From "OR/MS Today" (A joint publication of ORSA and TIMS),
Vol 11, No. 5.

Karmarkar Develops Super Fast LP Solution;  Session on Method
Nov. 27 at Dallas Meeting

	Narendra Karmarkar, a young mathematician at AT&T Bell
Laboratories, has developed a new method for solving linear programming
problems that promises to be much faster than the current simplex method
devixed by George Dantzig forty years ago.
	In one test, where Karmarkar ran his program in FORTRAN (a higher
level language and therefore slower) against the fastest simplex program
available (in IBM assembly language) on a 5,000 variable LP problem,
Karmarkar's program was 50 times faster.
	As LP problems become larger, Karmarkar's method becomes even 
more superior.  This is because the simplex method is an exponential time
algorithm, with the solution time increasing as an exponential function
of the size of the problem.
	Karmarkar's method is a polynomial time algorithm where the running
time is a polynomial function of the number variables in the problem.
	The difference between the two types of algorithms can be
dramatic.  For example, a polynomial time algorithm with CHI**3 (chi cubed)
steps can take 1/5 of a second of computer time when CHI is 100.  An
exponential time algorithm with 3**CHI (3 to the CHI power) steps might
require billions of centuries of computer time when CHI is 100.

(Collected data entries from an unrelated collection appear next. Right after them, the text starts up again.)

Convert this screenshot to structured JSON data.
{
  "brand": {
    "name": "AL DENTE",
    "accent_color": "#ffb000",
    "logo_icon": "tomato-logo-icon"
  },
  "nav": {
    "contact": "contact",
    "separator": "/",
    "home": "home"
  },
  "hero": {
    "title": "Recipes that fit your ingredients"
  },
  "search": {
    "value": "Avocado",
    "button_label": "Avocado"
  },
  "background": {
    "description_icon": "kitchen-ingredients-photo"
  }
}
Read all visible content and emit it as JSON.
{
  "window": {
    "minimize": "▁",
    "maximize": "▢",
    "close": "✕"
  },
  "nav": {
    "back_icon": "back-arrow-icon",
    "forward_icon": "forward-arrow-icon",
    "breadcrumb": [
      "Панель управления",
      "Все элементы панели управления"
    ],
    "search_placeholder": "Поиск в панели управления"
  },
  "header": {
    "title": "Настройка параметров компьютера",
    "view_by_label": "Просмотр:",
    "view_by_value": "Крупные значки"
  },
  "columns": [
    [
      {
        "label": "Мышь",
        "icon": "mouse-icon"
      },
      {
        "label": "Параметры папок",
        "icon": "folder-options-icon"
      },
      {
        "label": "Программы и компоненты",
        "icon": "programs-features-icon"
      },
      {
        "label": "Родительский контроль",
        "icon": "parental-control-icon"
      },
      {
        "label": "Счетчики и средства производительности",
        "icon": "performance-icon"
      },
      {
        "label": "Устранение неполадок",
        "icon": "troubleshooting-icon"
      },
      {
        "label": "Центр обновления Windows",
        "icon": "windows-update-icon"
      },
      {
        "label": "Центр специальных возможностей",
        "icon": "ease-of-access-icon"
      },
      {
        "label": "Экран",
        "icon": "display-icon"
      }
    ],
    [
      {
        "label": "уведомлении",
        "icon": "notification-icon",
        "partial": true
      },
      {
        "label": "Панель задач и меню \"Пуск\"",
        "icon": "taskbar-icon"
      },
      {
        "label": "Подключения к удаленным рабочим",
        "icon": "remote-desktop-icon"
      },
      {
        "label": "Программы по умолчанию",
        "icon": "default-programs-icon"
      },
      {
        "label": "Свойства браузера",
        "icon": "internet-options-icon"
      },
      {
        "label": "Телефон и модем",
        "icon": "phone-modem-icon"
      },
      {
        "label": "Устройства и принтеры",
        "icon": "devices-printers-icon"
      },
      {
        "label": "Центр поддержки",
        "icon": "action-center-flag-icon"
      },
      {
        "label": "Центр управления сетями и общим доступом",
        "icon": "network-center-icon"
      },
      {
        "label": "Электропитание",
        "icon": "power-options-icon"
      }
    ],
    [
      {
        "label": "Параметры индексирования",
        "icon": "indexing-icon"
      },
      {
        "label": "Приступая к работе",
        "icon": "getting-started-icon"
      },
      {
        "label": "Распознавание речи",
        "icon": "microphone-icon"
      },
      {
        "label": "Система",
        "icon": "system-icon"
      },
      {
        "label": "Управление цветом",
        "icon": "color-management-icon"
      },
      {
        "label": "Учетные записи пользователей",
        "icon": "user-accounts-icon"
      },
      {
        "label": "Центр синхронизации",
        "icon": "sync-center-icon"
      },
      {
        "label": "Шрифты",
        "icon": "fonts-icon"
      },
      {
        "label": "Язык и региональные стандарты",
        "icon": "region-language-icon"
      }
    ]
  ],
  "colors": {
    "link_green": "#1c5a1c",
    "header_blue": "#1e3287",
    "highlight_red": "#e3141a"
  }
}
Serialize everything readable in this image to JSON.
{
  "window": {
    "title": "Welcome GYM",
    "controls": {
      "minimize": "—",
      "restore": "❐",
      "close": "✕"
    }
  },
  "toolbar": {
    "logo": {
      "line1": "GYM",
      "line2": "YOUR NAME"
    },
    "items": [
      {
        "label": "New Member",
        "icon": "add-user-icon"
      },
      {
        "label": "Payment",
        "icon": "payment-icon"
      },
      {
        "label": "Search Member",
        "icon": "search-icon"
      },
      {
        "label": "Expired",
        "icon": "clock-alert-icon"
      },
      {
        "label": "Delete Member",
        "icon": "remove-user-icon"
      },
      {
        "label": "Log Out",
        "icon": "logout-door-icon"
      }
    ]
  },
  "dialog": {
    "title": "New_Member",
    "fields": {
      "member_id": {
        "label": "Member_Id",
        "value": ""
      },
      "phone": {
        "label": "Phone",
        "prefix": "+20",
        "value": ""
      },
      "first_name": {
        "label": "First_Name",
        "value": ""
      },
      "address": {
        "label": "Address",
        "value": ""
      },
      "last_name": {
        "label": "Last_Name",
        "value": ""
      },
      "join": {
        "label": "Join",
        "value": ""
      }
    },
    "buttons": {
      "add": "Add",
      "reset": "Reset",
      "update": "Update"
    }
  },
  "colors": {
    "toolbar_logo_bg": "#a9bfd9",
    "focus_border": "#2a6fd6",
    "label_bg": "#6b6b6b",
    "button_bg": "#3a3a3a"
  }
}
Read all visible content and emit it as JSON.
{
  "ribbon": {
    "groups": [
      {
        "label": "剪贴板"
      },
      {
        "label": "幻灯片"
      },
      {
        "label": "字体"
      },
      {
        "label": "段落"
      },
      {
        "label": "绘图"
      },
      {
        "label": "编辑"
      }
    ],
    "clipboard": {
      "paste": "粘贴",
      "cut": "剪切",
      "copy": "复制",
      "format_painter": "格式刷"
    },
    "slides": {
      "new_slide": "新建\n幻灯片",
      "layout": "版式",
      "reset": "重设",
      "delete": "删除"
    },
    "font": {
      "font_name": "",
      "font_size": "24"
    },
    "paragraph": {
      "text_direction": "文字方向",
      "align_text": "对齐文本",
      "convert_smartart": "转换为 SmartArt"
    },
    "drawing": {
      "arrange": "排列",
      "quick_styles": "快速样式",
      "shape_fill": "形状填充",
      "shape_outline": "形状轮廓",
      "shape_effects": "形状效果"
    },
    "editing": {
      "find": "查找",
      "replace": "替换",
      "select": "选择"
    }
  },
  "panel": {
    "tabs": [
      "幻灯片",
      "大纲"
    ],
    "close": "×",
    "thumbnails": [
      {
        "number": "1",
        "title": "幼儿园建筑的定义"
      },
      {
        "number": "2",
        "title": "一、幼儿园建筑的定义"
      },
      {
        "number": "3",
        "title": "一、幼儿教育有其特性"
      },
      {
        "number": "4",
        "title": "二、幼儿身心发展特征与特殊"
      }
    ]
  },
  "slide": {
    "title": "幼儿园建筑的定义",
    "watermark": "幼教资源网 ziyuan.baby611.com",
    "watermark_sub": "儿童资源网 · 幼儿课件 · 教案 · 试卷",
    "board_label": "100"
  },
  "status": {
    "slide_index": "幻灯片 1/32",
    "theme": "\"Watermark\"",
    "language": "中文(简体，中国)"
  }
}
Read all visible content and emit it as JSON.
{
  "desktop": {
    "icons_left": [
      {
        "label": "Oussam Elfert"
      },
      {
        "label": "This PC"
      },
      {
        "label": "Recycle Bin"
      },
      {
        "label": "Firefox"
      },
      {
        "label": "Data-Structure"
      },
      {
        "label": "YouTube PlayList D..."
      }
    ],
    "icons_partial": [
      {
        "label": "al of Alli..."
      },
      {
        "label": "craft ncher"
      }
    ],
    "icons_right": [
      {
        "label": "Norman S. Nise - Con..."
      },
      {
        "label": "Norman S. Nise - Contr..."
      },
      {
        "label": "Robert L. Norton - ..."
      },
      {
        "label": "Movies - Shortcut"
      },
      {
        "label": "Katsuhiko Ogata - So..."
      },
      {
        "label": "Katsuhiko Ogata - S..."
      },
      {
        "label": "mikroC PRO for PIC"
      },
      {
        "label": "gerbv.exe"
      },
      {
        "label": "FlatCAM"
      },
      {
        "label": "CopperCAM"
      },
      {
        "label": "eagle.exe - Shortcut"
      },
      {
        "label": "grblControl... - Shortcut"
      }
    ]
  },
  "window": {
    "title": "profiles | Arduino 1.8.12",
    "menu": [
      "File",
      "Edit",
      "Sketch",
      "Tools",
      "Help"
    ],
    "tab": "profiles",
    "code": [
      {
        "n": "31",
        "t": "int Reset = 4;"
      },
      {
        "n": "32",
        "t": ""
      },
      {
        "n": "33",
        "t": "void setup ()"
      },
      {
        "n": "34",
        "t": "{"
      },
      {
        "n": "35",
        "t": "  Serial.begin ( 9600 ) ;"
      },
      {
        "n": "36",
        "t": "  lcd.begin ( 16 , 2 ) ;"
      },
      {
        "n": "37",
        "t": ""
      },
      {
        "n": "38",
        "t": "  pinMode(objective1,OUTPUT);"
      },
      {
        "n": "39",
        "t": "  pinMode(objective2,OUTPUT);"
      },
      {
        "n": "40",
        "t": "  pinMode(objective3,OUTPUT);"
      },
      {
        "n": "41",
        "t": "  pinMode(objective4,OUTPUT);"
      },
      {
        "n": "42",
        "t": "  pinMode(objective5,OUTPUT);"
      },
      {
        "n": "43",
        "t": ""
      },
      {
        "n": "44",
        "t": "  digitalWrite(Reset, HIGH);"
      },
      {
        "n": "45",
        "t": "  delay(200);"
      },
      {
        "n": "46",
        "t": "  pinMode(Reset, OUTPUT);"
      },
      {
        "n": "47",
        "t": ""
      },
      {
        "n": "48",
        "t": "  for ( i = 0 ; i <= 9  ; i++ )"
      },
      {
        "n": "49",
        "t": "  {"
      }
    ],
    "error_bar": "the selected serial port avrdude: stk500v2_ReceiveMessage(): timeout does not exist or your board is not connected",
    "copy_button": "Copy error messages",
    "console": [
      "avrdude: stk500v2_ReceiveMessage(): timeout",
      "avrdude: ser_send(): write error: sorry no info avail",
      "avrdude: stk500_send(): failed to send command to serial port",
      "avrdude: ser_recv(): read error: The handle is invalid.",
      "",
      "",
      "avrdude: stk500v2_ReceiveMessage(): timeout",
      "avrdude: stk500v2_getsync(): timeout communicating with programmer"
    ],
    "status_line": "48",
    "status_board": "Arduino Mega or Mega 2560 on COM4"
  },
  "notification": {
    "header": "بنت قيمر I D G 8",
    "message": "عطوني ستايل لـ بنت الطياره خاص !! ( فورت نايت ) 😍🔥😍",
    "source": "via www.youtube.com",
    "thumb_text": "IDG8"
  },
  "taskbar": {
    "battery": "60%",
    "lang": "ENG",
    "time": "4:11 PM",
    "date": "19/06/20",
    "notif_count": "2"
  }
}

	In the simplex approach, the computer searches from vertex to
vertex of a multidimensional polytope to find the best one.  In
Karmarkar's approach, the computer goes into the interior and creates
a sequence of spheres inside the polytope that converge on the desired 
vertex.
	Karmarkar's method works in a strange mathematical space,
somewhat akin to the hyperbolic geometry of relativity theory, in
which the polytope is transformed to a regular geometric figure that is 
the multidimensional analog of an equilateral triangle.
	The method has the promise of opening up whole new areas of
inquiry and solving problems which previously were too large to handle.
	A special seminar on the method will be given by Karmarkar
at the ORSA/TIMS meeting in Dallas on Tuesday, November 27, 1984 at
8 a.m.  The announcement of Karmarkar's discovery came too recently
to be included in the Meeting Bulletin.